Let’s look at other viral infections that provide either no or minimal disease condition at the time of initial exposure only to result in long term health conditions that may result in death. These include hepatitis and HIV exposures and infections. Admitedly Coronavirus is a differnt family of virus. I am not suggesting that this will behave like other family of the viruses. We just do not have enough information to know what happens to those exposed to the virus (regardless of being asymptotic or not). Could the virus become dormant and over time result in organ injury (lung) like in the case of hepatitis (liver). Or make a home in our body and have recurrent debilitating infections and symptoms as it is seen with Varicella-zoster virus (VZV) which causes chickenpox and the time of the initial infection and makes residence in our body to reappear later on as herpes zoster (shingles). Will we need a new strain of vaccine every year similar to the flu vaccine?

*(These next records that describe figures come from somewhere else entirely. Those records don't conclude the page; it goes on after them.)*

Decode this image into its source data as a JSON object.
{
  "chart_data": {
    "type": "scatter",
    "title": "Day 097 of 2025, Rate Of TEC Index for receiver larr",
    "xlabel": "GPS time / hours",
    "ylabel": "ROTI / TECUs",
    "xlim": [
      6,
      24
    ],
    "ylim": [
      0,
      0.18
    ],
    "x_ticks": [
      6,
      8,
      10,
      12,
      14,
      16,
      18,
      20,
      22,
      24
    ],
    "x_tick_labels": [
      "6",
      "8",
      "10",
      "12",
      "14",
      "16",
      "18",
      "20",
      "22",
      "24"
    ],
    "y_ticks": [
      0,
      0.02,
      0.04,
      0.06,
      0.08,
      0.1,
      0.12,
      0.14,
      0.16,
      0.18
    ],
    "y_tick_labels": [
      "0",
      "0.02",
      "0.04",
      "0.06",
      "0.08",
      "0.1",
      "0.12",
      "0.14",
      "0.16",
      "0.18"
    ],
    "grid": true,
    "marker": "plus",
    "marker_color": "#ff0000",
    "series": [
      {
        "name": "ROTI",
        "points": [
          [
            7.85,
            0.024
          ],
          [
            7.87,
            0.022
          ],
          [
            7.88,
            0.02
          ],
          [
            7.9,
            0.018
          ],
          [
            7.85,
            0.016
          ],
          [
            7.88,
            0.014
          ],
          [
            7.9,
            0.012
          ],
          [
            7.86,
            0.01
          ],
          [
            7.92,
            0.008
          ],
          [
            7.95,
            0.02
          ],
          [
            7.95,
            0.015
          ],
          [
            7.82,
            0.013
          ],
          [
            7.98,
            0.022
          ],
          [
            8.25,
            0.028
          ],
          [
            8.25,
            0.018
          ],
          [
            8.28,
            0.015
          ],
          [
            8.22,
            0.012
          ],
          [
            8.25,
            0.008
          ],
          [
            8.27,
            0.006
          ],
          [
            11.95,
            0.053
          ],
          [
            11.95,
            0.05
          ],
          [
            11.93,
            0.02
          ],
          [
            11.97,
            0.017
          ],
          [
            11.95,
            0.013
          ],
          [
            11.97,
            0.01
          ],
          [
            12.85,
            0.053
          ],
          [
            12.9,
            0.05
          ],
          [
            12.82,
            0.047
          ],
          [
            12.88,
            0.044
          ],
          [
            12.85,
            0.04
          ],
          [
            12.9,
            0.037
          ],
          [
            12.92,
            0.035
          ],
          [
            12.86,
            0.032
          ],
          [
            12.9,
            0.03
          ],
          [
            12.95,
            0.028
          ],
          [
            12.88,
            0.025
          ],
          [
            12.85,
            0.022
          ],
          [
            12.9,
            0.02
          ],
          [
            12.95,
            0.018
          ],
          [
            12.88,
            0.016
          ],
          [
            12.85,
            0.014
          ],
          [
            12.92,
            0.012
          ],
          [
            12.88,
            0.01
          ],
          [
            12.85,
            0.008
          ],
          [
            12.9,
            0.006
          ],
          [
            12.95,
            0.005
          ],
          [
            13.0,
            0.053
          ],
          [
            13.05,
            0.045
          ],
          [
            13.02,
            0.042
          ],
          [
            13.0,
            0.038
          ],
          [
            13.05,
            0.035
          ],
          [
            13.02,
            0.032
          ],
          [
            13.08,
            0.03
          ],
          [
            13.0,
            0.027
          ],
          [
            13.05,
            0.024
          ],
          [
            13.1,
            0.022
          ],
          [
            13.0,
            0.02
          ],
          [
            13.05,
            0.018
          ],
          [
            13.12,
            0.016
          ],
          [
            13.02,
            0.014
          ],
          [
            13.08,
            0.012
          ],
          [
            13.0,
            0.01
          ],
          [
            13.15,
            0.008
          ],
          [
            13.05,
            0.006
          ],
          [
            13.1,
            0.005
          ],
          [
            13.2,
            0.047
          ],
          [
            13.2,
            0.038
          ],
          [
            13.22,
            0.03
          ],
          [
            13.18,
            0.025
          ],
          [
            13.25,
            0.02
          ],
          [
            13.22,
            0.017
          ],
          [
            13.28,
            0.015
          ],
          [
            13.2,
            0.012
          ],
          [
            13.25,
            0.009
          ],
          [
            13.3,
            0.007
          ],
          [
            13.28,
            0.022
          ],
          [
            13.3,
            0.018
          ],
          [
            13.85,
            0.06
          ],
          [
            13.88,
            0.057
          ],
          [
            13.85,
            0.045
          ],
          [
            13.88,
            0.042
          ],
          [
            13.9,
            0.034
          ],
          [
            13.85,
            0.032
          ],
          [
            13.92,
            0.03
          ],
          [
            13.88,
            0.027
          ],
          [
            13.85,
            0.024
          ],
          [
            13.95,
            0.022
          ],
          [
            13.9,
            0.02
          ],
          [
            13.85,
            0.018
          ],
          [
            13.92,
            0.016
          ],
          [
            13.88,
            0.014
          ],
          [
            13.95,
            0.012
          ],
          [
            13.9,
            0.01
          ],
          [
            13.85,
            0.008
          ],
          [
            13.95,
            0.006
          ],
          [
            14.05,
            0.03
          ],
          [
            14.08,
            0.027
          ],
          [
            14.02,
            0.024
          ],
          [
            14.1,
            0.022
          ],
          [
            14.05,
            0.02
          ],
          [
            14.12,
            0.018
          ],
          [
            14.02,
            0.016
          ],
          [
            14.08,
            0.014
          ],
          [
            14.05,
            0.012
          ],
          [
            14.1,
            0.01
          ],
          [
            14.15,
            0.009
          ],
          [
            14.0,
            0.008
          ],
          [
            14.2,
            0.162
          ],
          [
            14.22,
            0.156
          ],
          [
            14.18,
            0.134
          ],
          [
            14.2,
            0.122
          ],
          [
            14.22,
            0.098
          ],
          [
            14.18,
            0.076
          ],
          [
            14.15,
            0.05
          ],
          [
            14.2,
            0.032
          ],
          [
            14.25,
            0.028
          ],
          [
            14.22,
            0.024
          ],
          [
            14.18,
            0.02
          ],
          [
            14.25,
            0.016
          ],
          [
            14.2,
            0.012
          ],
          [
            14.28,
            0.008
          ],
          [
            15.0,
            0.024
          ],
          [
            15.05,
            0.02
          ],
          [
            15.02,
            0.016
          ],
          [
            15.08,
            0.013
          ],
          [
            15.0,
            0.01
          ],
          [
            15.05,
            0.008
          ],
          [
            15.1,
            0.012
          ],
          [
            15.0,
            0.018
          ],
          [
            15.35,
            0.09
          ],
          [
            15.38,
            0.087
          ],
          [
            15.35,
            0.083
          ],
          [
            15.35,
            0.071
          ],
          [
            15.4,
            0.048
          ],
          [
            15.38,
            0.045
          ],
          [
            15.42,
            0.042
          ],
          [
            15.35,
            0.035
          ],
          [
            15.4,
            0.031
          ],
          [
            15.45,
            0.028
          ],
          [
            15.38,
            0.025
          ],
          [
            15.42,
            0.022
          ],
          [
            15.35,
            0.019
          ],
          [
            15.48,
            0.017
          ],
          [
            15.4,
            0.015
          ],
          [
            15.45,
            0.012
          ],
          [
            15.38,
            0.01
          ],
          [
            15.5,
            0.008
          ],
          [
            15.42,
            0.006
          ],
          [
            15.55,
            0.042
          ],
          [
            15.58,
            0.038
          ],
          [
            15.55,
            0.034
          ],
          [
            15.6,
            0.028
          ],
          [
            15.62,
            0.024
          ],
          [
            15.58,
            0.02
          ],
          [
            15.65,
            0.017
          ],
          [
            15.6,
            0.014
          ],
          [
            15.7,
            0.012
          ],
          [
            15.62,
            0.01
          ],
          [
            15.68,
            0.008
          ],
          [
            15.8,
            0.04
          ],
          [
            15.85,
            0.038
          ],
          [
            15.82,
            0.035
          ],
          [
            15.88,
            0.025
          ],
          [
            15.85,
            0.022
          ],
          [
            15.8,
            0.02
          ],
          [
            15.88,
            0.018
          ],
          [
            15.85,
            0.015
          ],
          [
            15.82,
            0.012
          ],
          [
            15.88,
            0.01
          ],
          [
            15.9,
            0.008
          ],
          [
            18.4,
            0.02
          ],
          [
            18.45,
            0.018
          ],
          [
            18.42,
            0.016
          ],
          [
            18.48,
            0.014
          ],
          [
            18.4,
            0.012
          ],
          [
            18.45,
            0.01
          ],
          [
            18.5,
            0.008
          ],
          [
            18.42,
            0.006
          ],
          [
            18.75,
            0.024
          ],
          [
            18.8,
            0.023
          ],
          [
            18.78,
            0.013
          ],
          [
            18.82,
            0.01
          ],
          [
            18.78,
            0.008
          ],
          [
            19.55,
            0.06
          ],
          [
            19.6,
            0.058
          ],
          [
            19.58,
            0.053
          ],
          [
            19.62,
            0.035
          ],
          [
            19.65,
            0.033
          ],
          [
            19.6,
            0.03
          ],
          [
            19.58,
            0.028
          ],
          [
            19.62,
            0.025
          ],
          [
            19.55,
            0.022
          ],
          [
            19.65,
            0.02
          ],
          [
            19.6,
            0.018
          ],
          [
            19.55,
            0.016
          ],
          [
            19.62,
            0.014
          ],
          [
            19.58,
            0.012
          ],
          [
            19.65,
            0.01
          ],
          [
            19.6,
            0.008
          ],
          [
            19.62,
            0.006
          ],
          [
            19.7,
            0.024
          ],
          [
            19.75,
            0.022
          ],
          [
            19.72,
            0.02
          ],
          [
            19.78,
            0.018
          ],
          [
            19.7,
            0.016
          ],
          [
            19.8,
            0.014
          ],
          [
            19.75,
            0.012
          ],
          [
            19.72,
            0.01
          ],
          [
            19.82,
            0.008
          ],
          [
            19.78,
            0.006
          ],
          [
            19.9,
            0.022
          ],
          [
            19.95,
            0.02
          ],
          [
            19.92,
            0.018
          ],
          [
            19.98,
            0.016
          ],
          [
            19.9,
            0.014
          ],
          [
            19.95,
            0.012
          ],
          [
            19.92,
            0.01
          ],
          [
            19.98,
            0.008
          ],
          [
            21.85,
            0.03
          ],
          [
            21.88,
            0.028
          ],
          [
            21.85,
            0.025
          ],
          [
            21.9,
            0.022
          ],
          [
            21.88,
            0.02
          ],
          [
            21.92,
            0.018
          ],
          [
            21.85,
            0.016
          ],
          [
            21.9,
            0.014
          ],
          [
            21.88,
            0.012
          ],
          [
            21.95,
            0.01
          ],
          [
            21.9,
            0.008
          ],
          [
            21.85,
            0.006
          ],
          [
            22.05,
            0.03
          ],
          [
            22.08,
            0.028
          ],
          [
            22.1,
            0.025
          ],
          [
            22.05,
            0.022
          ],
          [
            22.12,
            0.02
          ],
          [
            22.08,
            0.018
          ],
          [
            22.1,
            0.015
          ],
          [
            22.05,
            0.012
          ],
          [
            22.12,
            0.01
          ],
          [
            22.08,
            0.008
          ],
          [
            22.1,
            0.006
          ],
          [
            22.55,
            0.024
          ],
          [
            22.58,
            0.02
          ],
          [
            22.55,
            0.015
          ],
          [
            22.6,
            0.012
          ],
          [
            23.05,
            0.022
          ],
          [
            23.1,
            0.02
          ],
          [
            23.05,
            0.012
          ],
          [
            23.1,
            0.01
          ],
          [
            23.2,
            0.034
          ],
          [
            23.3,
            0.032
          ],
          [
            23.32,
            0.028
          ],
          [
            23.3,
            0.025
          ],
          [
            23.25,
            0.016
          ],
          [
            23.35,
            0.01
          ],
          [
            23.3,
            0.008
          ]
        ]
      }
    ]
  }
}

That is the crux. We do not know because the COVID virus is new and we do not know the long term effects.
There has been extensive discussion on the importance of Vitamin D published over the last few years in regards to bone health, immune health and Calcium physiology. The importance of vitmain D and bone structure has been discussed extensively. It is also important in the absorption of Calcium. It further plays role in immune modulation.
What is new is the possible correlation of Vitamin D and COVID 19. Recently it is been shown that low vitamin D may increase the risk of a poor outcome with Covid-19 exposure and infection.
There are different standard recommendation for the Vitamin D levels.
In our practice we aim to maintain a Vitamin D level of 0ver 60 in post weight loss surgical patients.
There are a number of theories as to how the Vitamin D deficiency may play a role in this. An emerging observation is that low Vitamin D may cause abnormal and excessive blood clot formation. Mohammad et. al. in 2019 published a study on the association of low vitamin D and “…Pathogenesis of Thrombosis”
This pathologic blood clot formation in COVID-19 patients may explain the extensive lung injury and multi system organ failure in some patient. It is also one of the reason that some COVID-19 patients have loss limbs or appendages.
Please follow all supplement recommendations based on your laboratory studies and all COVID-19 recommendations. We would recommend frequent hand washing, surface cleaning, social distancing, and wearing face masks as the most basic precautions and increase precautions based on your health status.
We are all aware of the many roles that Vitamin D plays in our bodies. This includes immune function in addition to all the regulatory roles that Vitamin D plays in several physiologic reactions. There may be a correlation of low Vitamin D and COVID-19 infection increasing death risk as looked at in research articles.
Covid -19 in a subset of patience causes significant lung injury. These patients require mechanical ventilation.
Previously reported publications have suggested a possible correlation between ace inhibitors and increased risk of pulmonary complications of Covid -19. Some researchers suspect that the Covid-19 may be able to enter lung cells by the ACE receptors.
Vitamin D may positively implact the receptor ACE2. This study, report clear correlation between the high death rate with low vitamin D levels in Covid infected patients. There are limitation to this study that the attached abstract outlines.
Our take home message would be to please make sure you have updated labs and that you are all taking the recommended Vitamin D based on your surgical anatomy and laboratory values, not just an average non-bariatric person recommended dose.